The Pearsons were sentenced to execution by a republican court-martial because they shot an IRA volunteer on active duty, not because they were Protestants.
The idea that the attack was motivated by land hunger was mentioned in the programme but no supporting evidence was provided.
The facts are that in the few parts of the country where land grabbing was attempted, it was blocked by the IRA, a policy for which they were later criticised for being too protective of bourgeois property rights.
A two-part "Hidden History" programme on Irish Nazis broadcast earlier this year has also been criticised for misusing history in pursuit of a political agenda. Following this latest offering, it is reasonable to ask, has the national broadcaster come under the influence of an anti-national agenda? - Yours, etc,
DAITHÍ Ó hAILBHE, Corrig Road, Dalkey, Co Dublin.

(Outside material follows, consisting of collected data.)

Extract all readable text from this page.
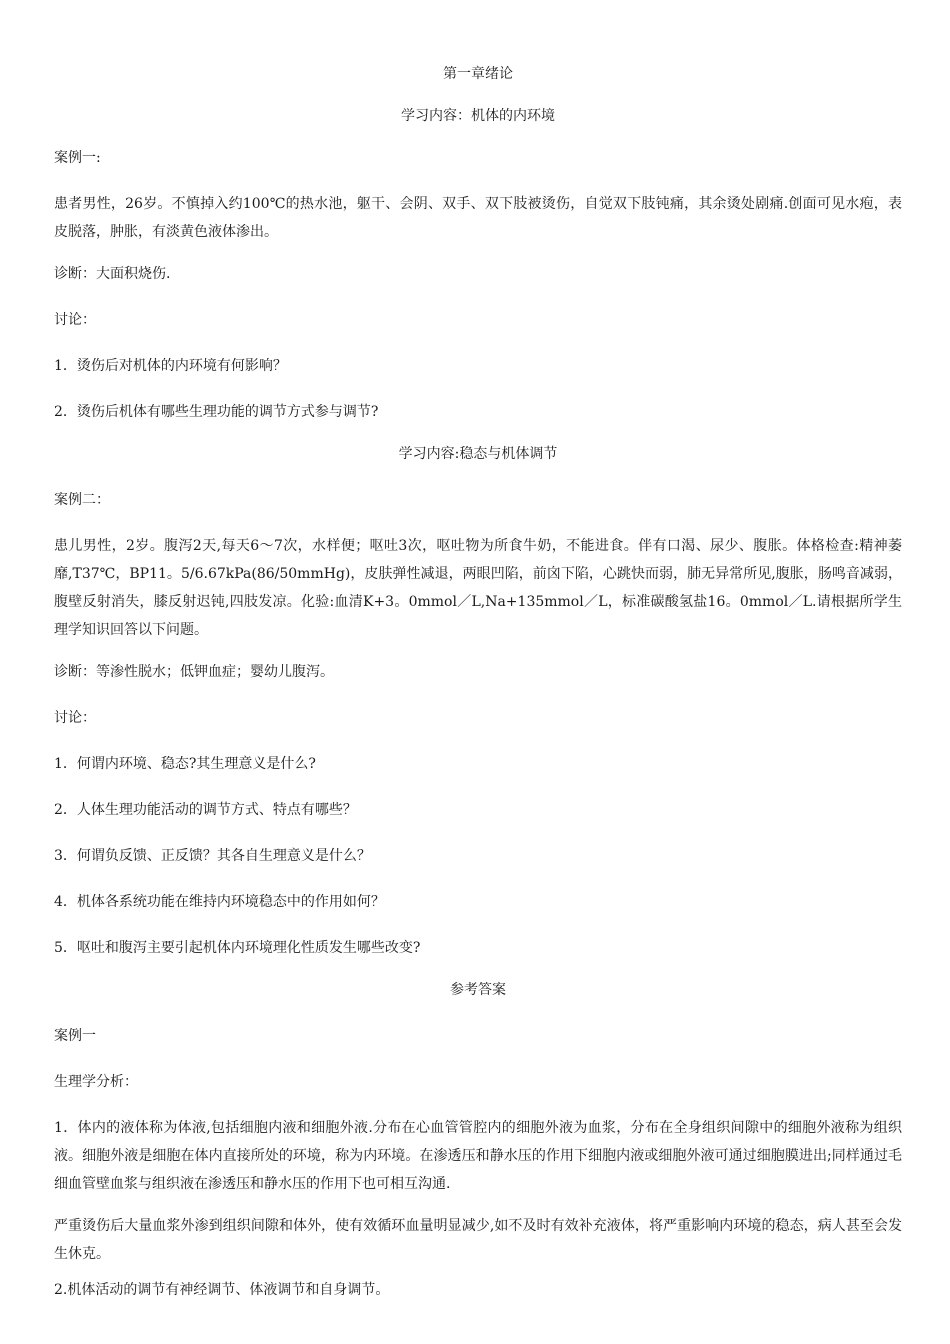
第一章绪论

学习内容：机体的内环境

案例一:

患者男性，26岁。不慎掉入约100℃的热水池，躯干、会阴、双手、双下肢被烫伤，自觉双下肢钝痛，其余烫处剧痛.创面可见水疱，表皮脱落，肿胀，有淡黄色液体渗出。

诊断：大面积烧伤.

讨论：

1．烫伤后对机体的内环境有何影响？

2．烫伤后机体有哪些生理功能的调节方式参与调节?

学习内容:稳态与机体调节

案例二：

患儿男性，2岁。腹泻2天,每天6～7次，水样便；呕吐3次，呕吐物为所食牛奶，不能进食。伴有口渴、尿少、腹胀。体格检查:精神萎靡,T37℃，BP11。5/6.67kPa(86/50mmHg)，皮肤弹性减退，两眼凹陷，前囟下陷，心跳快而弱，肺无异常所见,腹胀，肠鸣音减弱，腹壁反射消失，膝反射迟钝,四肢发凉。化验:血清K+3。0mmol／L,Na+135mmol／L，标准碳酸氢盐16。0mmol／L.请根据所学生理学知识回答以下问题。

诊断：等渗性脱水；低钾血症；婴幼儿腹泻。

讨论：

1．何谓内环境、稳态?其生理意义是什么?

2．人体生理功能活动的调节方式、特点有哪些？

3．何谓负反馈、正反馈？其各自生理意义是什么？

4．机体各系统功能在维持内环境稳态中的作用如何？

5．呕吐和腹泻主要引起机体内环境理化性质发生哪些改变?

参考答案

案例一

生理学分析：

1．体内的液体称为体液,包括细胞内液和细胞外液.分布在心血管管腔内的细胞外液为血浆，分布在全身组织间隙中的细胞外液称为组织液。细胞外液是细胞在体内直接所处的环境，称为内环境。在渗透压和静水压的作用下细胞内液或细胞外液可通过细胞膜进出;同样通过毛细血管壁血浆与组织液在渗透压和静水压的作用下也可相互沟通.

严重烫伤后大量血浆外渗到组织间隙和体外，使有效循环血量明显减少,如不及时有效补充液体，将严重影响内环境的稳态，病人甚至会发生休克。

2.机体活动的调节有神经调节、体液调节和自身调节。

Madam, - I would agree entirely with D. Kelly ( Letters, October 31st). RTÉ deserves full credit for an outstanding and even-handed portrayal of the events that led up to the agonising death of two young Protestant farmers in 1921. It displayed a brave and visionary approach to a subject that still has the capacity to create serious tribal divisions, even amongst normally measured academics.
The programme came across as professionally detached, and while some interviewees did attempt to justify, in retrospect, what happened on that fateful day, it didn't in any way take away from what was a beautifully constructed documentary, that surpassed even the renowned BBC for quality and attention to detail. - Yours, etc,
NIALL GINTY, The Demesne, Killester, Dublin 5.